I got, 1/pi/12 ( sin 2x)

Answer 4

but then I did the integral for ( sin2x) and got - cos2x

Answer 5

yes evaluate the limits

Answer 6

-1/pi/6?

Answer 7

i got that answer but the correct answer is - 1/6pi...

Answer 8

average value of \(\sin 2x\) in interval \((\pi/4, \pi/3)\) = \(\large \mathbb{\frac{1}{\pi/3-\pi/4}\int_{\pi/4}^{\pi/3} \sin 2x dx}\)

Answer 9

yea that's what i did ..

Answer 10

how do I evaluate without using the calculator tho?

Answer 11

\(\large \mathbb{\frac{1}{\pi/3-\pi/4}\int_{\pi/4}^{\pi/3} \sin 2x dx}\)

\(\large \mathbb{\frac{1}{\pi/3-\pi/4} \frac{-\cos 2x}{2}\Big|_{\pi/4}^{\pi/3} }\)

Answer 12

\(\large \mathbb{\frac{-6}{\pi} \cos 2x\Big|_{\pi/4}^{\pi/3} }\)

Answer 13

\(\large \mathbb{\frac{-6}{\pi} [ \cos(2\pi/3) - \cos (\pi/2)] }\)

Answer 14

\(\large \mathbb{\frac{-6}{\pi} [ \cos(\pi - \pi/3) - 0] }\)


\(\large \mathbb{\frac{-6}{\pi} [ \cos(\pi - \pi/3) - 0] }\)

\(\large \mathbb{\frac{-6}{\pi} [ -\cos( \pi/3) ] }\)

\(\large \mathbb{\frac{-6}{\pi} [ -1/2 ] }\)

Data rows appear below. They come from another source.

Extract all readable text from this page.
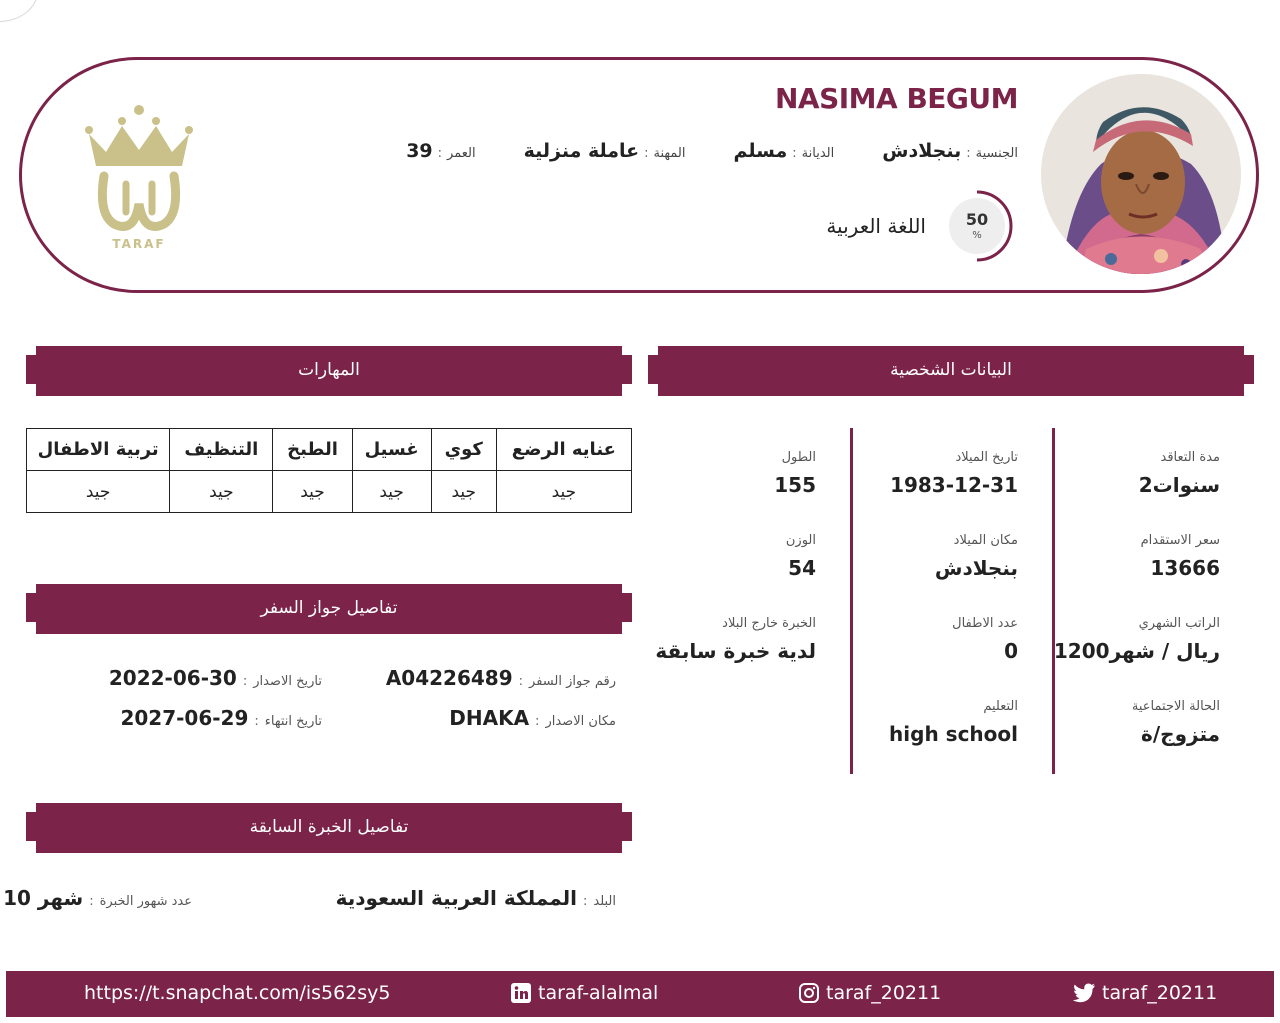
NASIMA BEGUM
الجنسية
:
بنجلادش
الديانة
:
مسلم
المهنة
:
عاملة منزلية
العمر
:
39
50
%
اللغة العربية
TARAF
المهارات	البيانات الشخصية
تفاصيل جواز السفر
تفاصيل الخبرة السابقة
مدة التعاقد
2سنوات
سعر الاستقدام
13666
الراتب الشهري
1200ريال / شهر
الحالة الاجتماعية
متزوج/ة
تاريخ الميلاد
1983-12-31
مكان الميلاد
بنجلادش
عدد الاطفال
0
التعليم
high school
الطول
155
الوزن
54
الخبرة خارج البلاد
لدية خبرة سابقة
عنايه الرضع	كوي	غسيل	الطبخ	التنظيف	تربية الاطفال
جيد	جيد	جيد	جيد	جيد	جيد
رقم جواز السفر
:
A04226489
تاريخ الاصدار
:
2022-06-30
مكان الاصدار
:
DHAKA
تاريخ انتهاء
:
2027-06-29
البلد
:
المملكة العربية السعودية
عدد شهور الخبرة
:
10 شهر
https://t.snapchat.com/is562sy5	taraf-alalmal	taraf_20211	taraf_20211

\(\large \mathbb{\frac{3}{\pi} }\)

Answer 15

the right answer is suppose to be - 1/ 6pi tho

Answer 16

for \(\sin(2x)\), the average value in interval \((\pi/4, \pi/3)\) is \(3/\pi\)


check ur question again

Answer 17

the question is correct.

Answer 18

http://www.wolframalpha.com/input/?i=average+value+of+sin%282x%29+pi%2F4%3Cx%3Cpi%2F3

Answer 19

if u think a bit, u wil see that average value has to be POSITIVE.
wat u saying is the answer is negative.

Answer 20

it is negative because the integral of sin is - cos